Released via STP Records June 18th, Legends is what all the best punk albums are, crazed, uncontrollably infectious, and a continual spasm of attitude and belligerence within the ear. The bio accompanying the release states it possibly sounds like KISS vs. Rancid vs. Showaddywaddy, we would have said The Wildhearts meets early Green Day in a salacious filth coated union with Mud and The Adicts, but you get the idea. Written by guitarist SPUNK VOLCANO and ably brought to boisterous fruition alongside him by his eager cohorts in vocalist WEAB.I.AM, lead guitarist DANNY FINGERS, bassist DEADBEATZ CHRIS, and drummer MAFF FAZZO, the album is a frenzied and irresistible ball of feistiness.

Since forming in 2009 Dirt Box Disco has riled up and incited their ever growing legion of fans to rupture joints and lose body fluids persistently with songs that are slightly tribal and always slices of agitated rock n roll.

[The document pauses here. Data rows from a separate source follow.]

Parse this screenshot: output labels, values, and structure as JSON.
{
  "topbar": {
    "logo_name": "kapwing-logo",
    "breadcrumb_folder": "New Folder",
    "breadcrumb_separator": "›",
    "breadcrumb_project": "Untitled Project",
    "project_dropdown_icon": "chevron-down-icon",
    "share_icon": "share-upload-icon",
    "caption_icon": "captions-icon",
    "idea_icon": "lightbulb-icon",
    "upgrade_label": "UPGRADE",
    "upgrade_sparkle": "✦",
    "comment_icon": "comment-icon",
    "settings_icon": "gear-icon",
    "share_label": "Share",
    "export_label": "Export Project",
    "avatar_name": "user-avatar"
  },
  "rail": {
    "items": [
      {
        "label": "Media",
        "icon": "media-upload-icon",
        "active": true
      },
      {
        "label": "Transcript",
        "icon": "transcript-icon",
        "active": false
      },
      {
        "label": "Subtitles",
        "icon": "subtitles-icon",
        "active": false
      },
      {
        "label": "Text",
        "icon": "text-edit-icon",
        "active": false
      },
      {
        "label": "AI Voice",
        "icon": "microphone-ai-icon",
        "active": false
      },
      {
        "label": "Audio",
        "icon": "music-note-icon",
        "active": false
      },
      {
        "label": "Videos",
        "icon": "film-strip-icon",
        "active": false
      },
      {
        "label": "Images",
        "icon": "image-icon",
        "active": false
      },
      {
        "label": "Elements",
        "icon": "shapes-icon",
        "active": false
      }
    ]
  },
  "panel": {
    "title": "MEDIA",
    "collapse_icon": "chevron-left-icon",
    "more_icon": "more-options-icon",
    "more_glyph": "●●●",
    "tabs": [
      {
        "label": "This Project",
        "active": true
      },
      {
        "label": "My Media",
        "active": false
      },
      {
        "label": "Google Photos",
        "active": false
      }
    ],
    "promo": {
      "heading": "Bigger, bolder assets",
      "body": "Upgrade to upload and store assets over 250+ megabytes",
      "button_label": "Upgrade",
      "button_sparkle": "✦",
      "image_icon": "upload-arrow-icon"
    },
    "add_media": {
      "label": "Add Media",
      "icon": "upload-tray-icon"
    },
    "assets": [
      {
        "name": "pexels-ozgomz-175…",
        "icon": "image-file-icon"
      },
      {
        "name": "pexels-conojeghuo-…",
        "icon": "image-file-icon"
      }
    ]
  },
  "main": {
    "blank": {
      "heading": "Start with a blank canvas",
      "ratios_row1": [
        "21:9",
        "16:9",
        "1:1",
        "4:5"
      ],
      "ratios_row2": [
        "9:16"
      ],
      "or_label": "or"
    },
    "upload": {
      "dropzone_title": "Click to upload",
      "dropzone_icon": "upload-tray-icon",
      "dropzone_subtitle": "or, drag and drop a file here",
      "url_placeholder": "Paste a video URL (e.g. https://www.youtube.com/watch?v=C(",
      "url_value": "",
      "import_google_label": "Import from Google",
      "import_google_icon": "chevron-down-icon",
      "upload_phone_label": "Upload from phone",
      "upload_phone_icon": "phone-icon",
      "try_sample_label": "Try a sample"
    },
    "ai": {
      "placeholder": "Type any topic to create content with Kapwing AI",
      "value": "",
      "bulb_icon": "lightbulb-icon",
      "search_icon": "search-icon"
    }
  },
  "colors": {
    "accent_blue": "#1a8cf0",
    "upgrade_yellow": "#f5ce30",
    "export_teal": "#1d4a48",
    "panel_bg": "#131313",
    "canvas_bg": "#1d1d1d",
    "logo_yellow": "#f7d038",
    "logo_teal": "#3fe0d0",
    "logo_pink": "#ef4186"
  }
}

Previous EP Are You Ready? of last year marked the Derbyshire quintet as a band to embrace or hide your sons and daughters from but Legends has elevated the band into one of the best emerging punk/rock bands in the UK. Alongside the likes of Supercharger and The Duel, Dirt Box Disco bring a fresh and re-energised heart back to true UK punk whilst making it as compulsive and additive as any pop punk band.

The aggravated garage punk of The Other Side Of The Street pounces on the ear to set the album off on its belting energised mayhem. It screams and pesters with scorched guitars, intimidating riffs, and group yells. It has no intention on charming or seducing the senses just to rile them up and have them clinging on for sweet life. It is a devastating start continued by the following explosive Peepshow. The track taunts and bruises with an arrogance and proud declaration that reminds of a mix between NOFX and the Vibrators.

Already the album has convinced it is going to be one memorable and riotous fun barring a collapse in flight as dramatic as in an innings from an England cricket team. There is no chance though with songs like the Ramones fuelled Rock n’ Rolla a song that could be the nostalgic playlist of all punks and the blood pumping sing-a-long I Just Want To Be A Girl, this one as sirenesque as a pole dancer in overdrive and an easy manipulator of limbs and voice.

Every song on Legend captures the imagination and triggers the instinctive urge to join in, every slab of punk rock making it easy with anthemic hooks and contagious energy. Without a weak moment to be found on there are still certain songs which ignite the deepest uncomplicated allegiance to their high energy accosting most of all.  Smackhead is a minute and a half corruption of the ear, just how punk used and should always be, no niceties and no element left for the imagination to explore. The outstanding pop punk flourish of I Don’t Wanna Go Out With You, the UK Subs/Top Buzzer like Let’s Get Wasted!, and the scuzzed garage blistering of We All Fall Down, all leave one with a big grin inside and out but the two moments that leave the sharpest and most lingering intrusion are the brilliant I Am Rock n’ Roll and Dirtbox Days.

Both are beautifully simple and deviously infectious. Before you know it they have turned heart and voice into their puppets with joining in and littering the air with flailing limbs is a must. I Am Rock n’ Roll imply declares that I, you, we and this is all rock n roll and it is impossible to argue otherwise, the song simply  a impassioned musical call to arms. Dirtbox Days closes the album in similar fashion, anthemic generosity dripping from every note and syllable. The track sweeps over the senses with an easy pop punk enthusiasm, think The Monkees as Hagfish and a song which is fun, undemanding and again fully contagious. It builds to a triumphant climax of simplistic “This is Dirtbox Day” chanting and if you cannot resist you need to check for a pulse.

Legends is awesome, simple as. You can take all your reflective and provocative songs to bring thought and ideas to consider and be inspired by for nothing is as thoroughly rewarding, uplifting and enjoyable as punk at its best and Dirt Box Disco certainly create that. Go enjoy!